Conceptually, bionic kidneys easily run past the issue of continued operability by being small and very efficient. However, as you may have already instantly realized, the effort to miniaturize the technology several times further already poses another set of nearly impossible challenges for researchers. Hence, why even today, bioartificial kidneys remain an idea on the drawing board.
That is, until several prototypes finally started popping up over the last few years. The Kidney Project, a collaborative effort that originated as a research paper in 2016, is perhaps the most prominent of them all.

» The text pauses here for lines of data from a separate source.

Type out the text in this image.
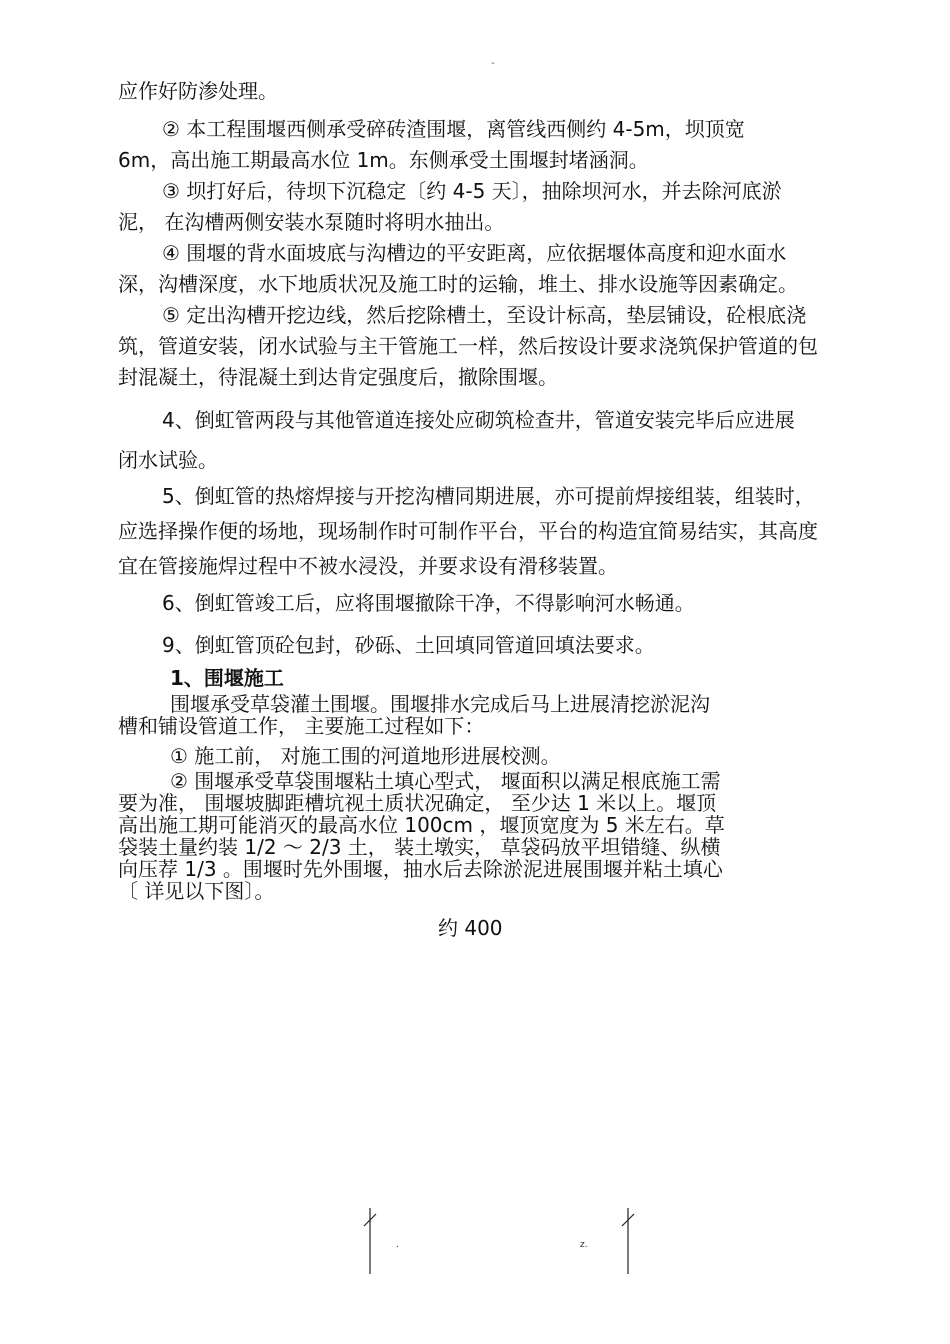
-

应作好防渗处理。

② 本工程围堰西侧承受碎砖渣围堰，离管线西侧约 4-5m，坝顶宽
6m，高出施工期最高水位 1m。东侧承受土围堰封堵涵洞。

③ 坝打好后，待坝下沉稳定〔约 4-5 天〕，抽除坝河水，并去除河底淤
泥， 在沟槽两侧安装水泵随时将明水抽出。

④ 围堰的背水面坡底与沟槽边的平安距离，应依据堰体高度和迎水面水
深，沟槽深度，水下地质状况及施工时的运输，堆土、排水设施等因素确定。

⑤ 定出沟槽开挖边线，然后挖除槽土，至设计标高，垫层铺设，砼根底浇
筑，管道安装，闭水试验与主干管施工一样，然后按设计要求浇筑保护管道的包
封混凝土，待混凝土到达肯定强度后，撤除围堰。

4、倒虹管两段与其他管道连接处应砌筑检查井，管道安装完毕后应进展
闭水试验。

5、倒虹管的热熔焊接与开挖沟槽同期进展，亦可提前焊接组装，组装时，
应选择操作便的场地，现场制作时可制作平台，平台的构造宜简易结实，其高度
宜在管接施焊过程中不被水浸没，并要求设有滑移装置。

6、倒虹管竣工后，应将围堰撤除干净，不得影响河水畅通。

9、倒虹管顶砼包封，砂砾、土回填同管道回填法要求。

1、围堰施工

围堰承受草袋灌土围堰。围堰排水完成后马上进展清挖淤泥沟
槽和铺设管道工作， 主要施工过程如下：

① 施工前， 对施工围的河道地形进展校测。

② 围堰承受草袋围堰粘土填心型式， 堰面积以满足根底施工需
要为准， 围堰坡脚距槽坑视土质状况确定， 至少达 1 米以上。堰顶
高出施工期可能消灭的最高水位 100cm ，堰顶宽度为 5 米左右。草
袋装土量约装 1/2 ～ 2/3 土， 装土墩实， 草袋码放平坦错缝、纵横
向压荐 1/3 。围堰时先外围堰，抽水后去除淤泥进展围堰并粘土填心
〔 详见以下图〕。

约 400

.	z.
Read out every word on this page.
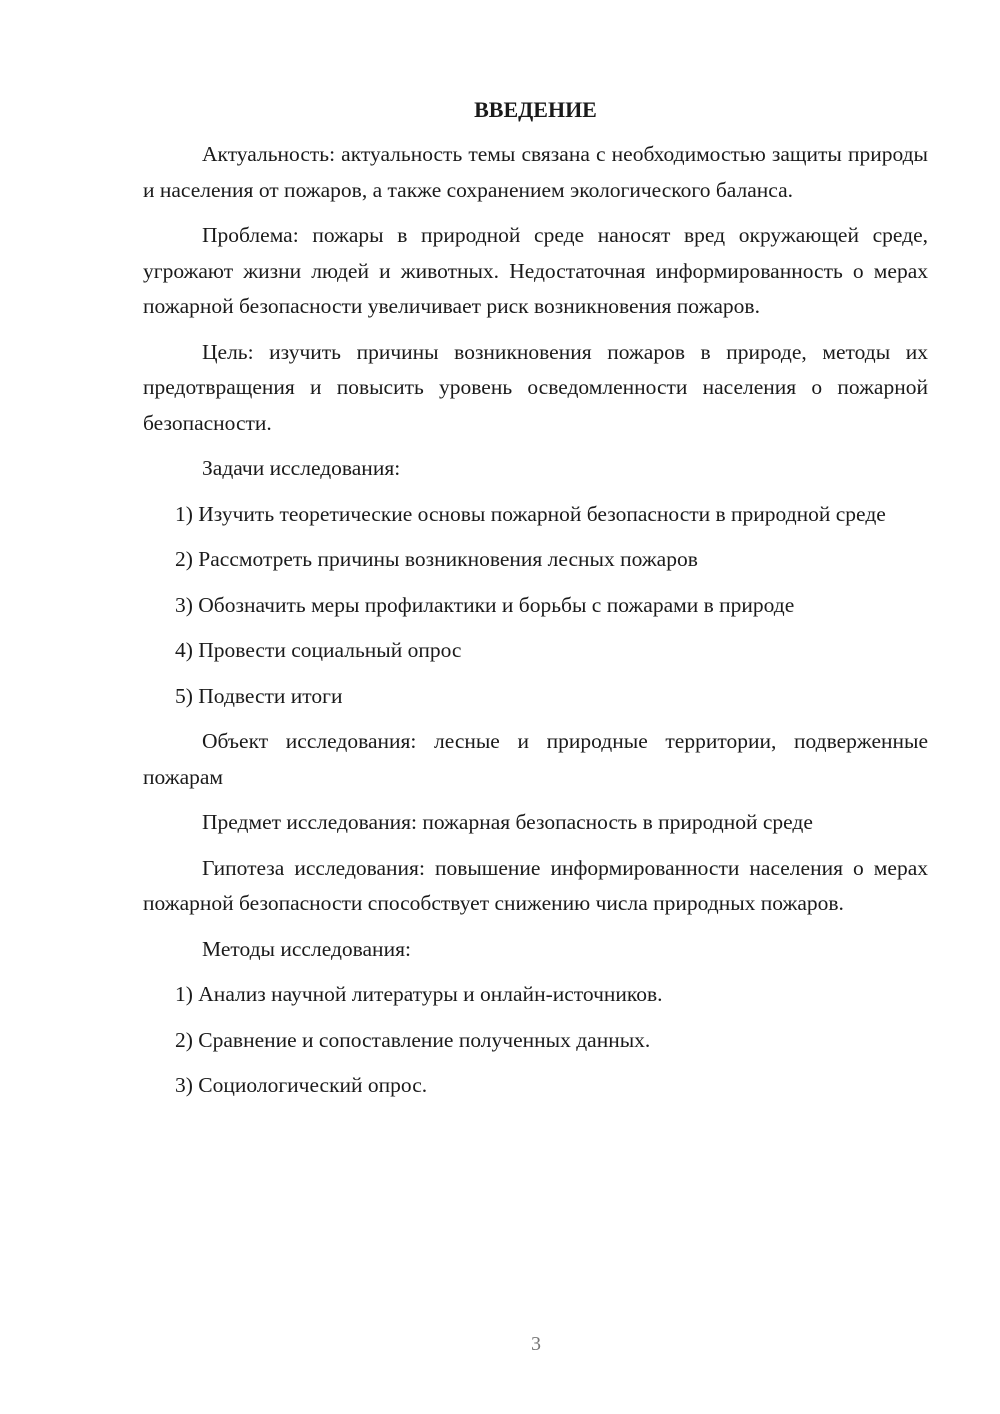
ВВЕДЕНИЕ

Актуальность: актуальность темы связана с необходимостью защиты природы и населения от пожаров, а также сохранением экологического баланса.

Проблема: пожары в природной среде наносят вред окружающей среде, угрожают жизни людей и животных. Недостаточная информированность о мерах пожарной безопасности увеличивает риск возникновения пожаров.

Цель: изучить причины возникновения пожаров в природе, методы их предотвращения и повысить уровень осведомленности населения о пожарной безопасности.

Задачи исследования:

1) Изучить теоретические основы пожарной безопасности в природной среде

2) Рассмотреть причины возникновения лесных пожаров

3) Обозначить меры профилактики и борьбы с пожарами в природе

4) Провести социальный опрос

5) Подвести итоги

Объект исследования: лесные и природные территории, подверженные пожарам

Предмет исследования: пожарная безопасность в природной среде

Гипотеза исследования: повышение информированности населения о мерах пожарной безопасности способствует снижению числа природных пожаров.

Методы исследования:

1) Анализ научной литературы и онлайн-источников.

2) Сравнение и сопоставление полученных данных.

3) Социологический опрос.

3
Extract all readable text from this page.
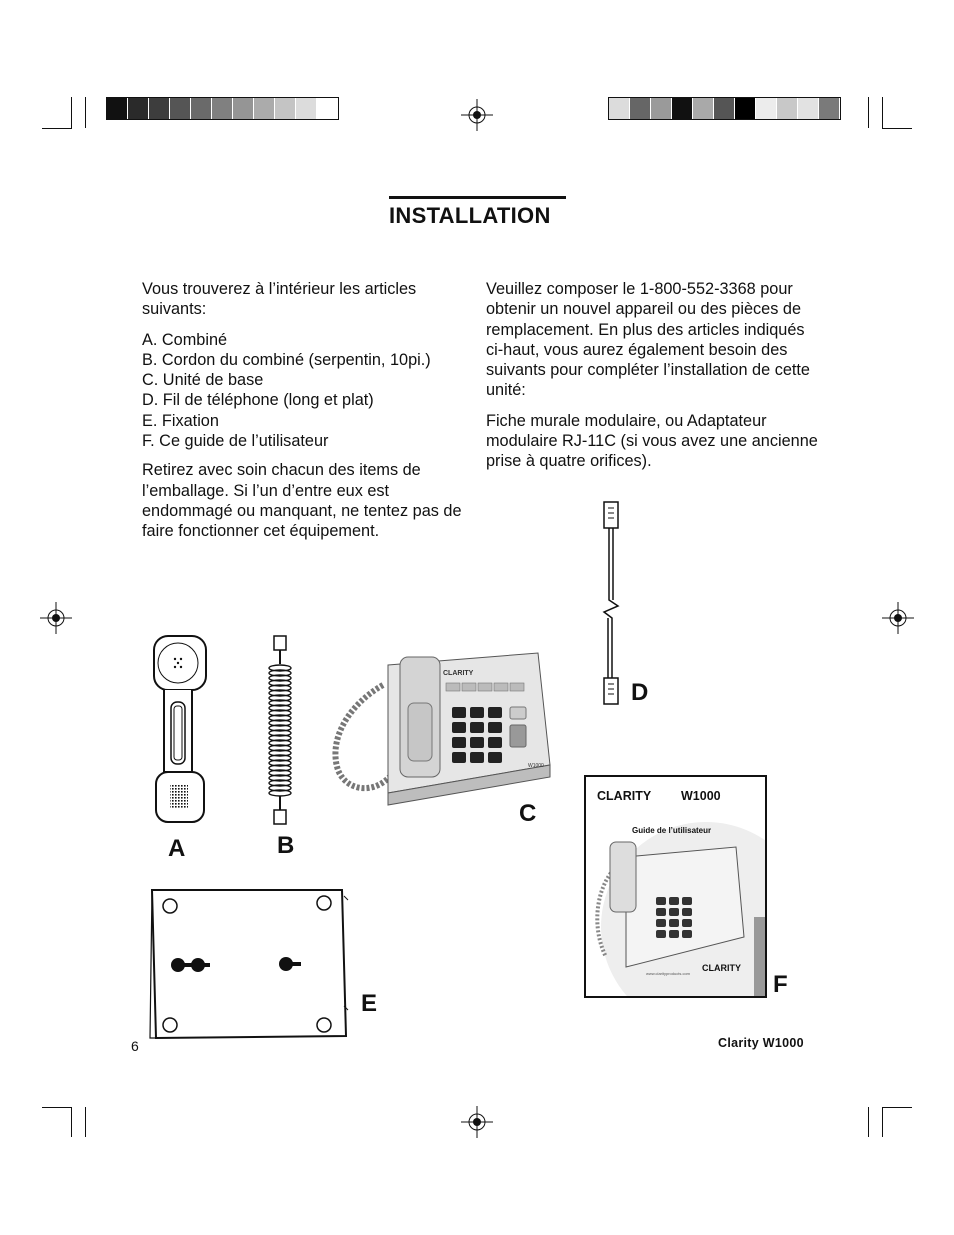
INSTALLATION

Vous trouverez à l’intérieur les articles suivants:

A. Combiné
B. Cordon du combiné (serpentin, 10pi.)
C. Unité de base
D. Fil de téléphone (long et plat)
E. Fixation
F. Ce guide de l’utilisateur

Retirez avec soin chacun des items de l’emballage. Si l’un d’entre eux est endommagé ou manquant, ne tentez pas de faire fonctionner cet équipement.

Veuillez composer le 1-800-552-3368 pour obtenir un nouvel appareil ou des pièces de remplacement. En plus des articles indiqués ci-haut, vous aurez également besoin des suivants pour compléter l’installation de cette unité:

Fiche murale modulaire, ou Adaptateur modulaire RJ-11C (si vous avez une ancienne prise à quatre orifices).

A	B
CLARITY
W1000
C
D
E
CLARITY W1000
Guide de l’utilisateur
CLARITY
www.clarityproducts.com	F
6	Clarity W1000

This is because the biggest limitation in portable dialysis machines happens to be its most important innovation: the development of filtering membranes that rely solely on the body’s natural internal blood pressure.
The prototype consists of two major components, a hemofilter and a bioreactor. When the bioreactor’s renal tubular cell production is combined with high-level nanofrabrication technologies, it can almost perfectly mimic the way compounds are naturally taken out or absorbed by the kidney. This is all without the use of any external power whatsoever.
The physical device is no larger than a coffee mug, and has undergone clinical trials last year under the official name IHemo. The tests from the overly simplified prototypes were eventually found to be highly successful, earning the team an award from KidneyX for being the first-ever research group that has successfully demonstrated a functional implantable artificial kidney.
While the IHemo has only been tested thus far on pigs, the concept alone is presumably enough to launch bionic kidney technologies into eventual practical use in only a few decades. Especially the idea of passive energy use, as well as using reinforcing what is already naturally done (via renal tubular cells) by strategically-designed hemofilters.
The race against organ regeneration technologies
One final wild card to add to the march of progress toward the development of true bionic kidneys is the research done in organ regeneration. It has been known for a while that stem cells can theoretically be cultured externally to be developed into various organs for each user. However, several very important hurdles, such as training the newly developed cells, are yet to be solved.
Bionic kidneys may not be the endpoint within this particular field of medicine. But it is very possible that it could be a bridge to close the time gap between the advancement and maturity of organ regeneration technologies. After all, if perfectly customized organic kidneys are on the menu, why even settle for an artificial one?
This, of course, includes the transplant waiting list. Because in the next decade or two, people with the end-stage renal disease could simply opt to use a bionic kidney to return to their normal lives, while they still wait for that fresh new organ to arrive.